Havaalanı’nın hizmete girmesiyle İstanbul gerek sivil havacılık gerek hava
kargo ve lojistik konusunda dünyanın sayılı merkezlerinden biri olacak” diyor.
TÜRKİYE
HAVA KARGODA KAPASİTESİNİ 3 KAT ARTTIRDI
2003
yılda yapılan özelleştirme sonrasında bugüne hava kargo sektörü nasıl bir
büyüklüğe ulaştı?
Hava
taşımacılığın 2003 yılında özel sektöre açılması ile birlikte oluşan rekabet
ortamında havacılığımız hızla gelişmeye başlamış ve buna paralel olarak
havayolu işletmelerimizin ve uçak filomuzdaki uçak sayısında önemli artış
yaşanmıştır. Ülkemiz sivil havacılık sektöründe, kargo veya yük taşımacılığı
yapan 13 havayolu şirketi bulunmaktadır. 3 havayolumuz ise sadece kargo
taşımacılığı için yetkilendirilmiştir.
Havayolu şirketlerinin 2014 yılında 422 olan uçak sayısı, 2015 yılında,
88 artışla 489’a yükselmiştir. 2016 Nisan ayı ile birlikte 511’e ulaşan büyük gövdeli
uçaklarımızın 26 tanesi kargo, 485 tanesi yolcu uçağıdır.

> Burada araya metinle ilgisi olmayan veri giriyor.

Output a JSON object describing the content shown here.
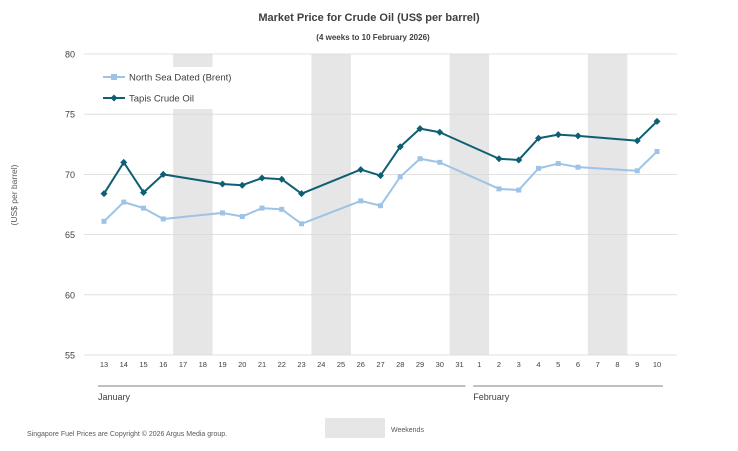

Havayolu filomuzda
bulunan bu uçakların toplam yük kapasitesi ise 1.828.600 kg’dır.
2015
yılsonu rakamları dikkate alındığında 14 yıl içinde kargo kapasitesinde %481
oranında artış yaşanmıştır. Havayolu ile taşınan yük miktarında ise 2014 yılına
göre artış yaşanarak iç ve dış hatlarda toplam 3 milyon 951 tona yükselmiştir.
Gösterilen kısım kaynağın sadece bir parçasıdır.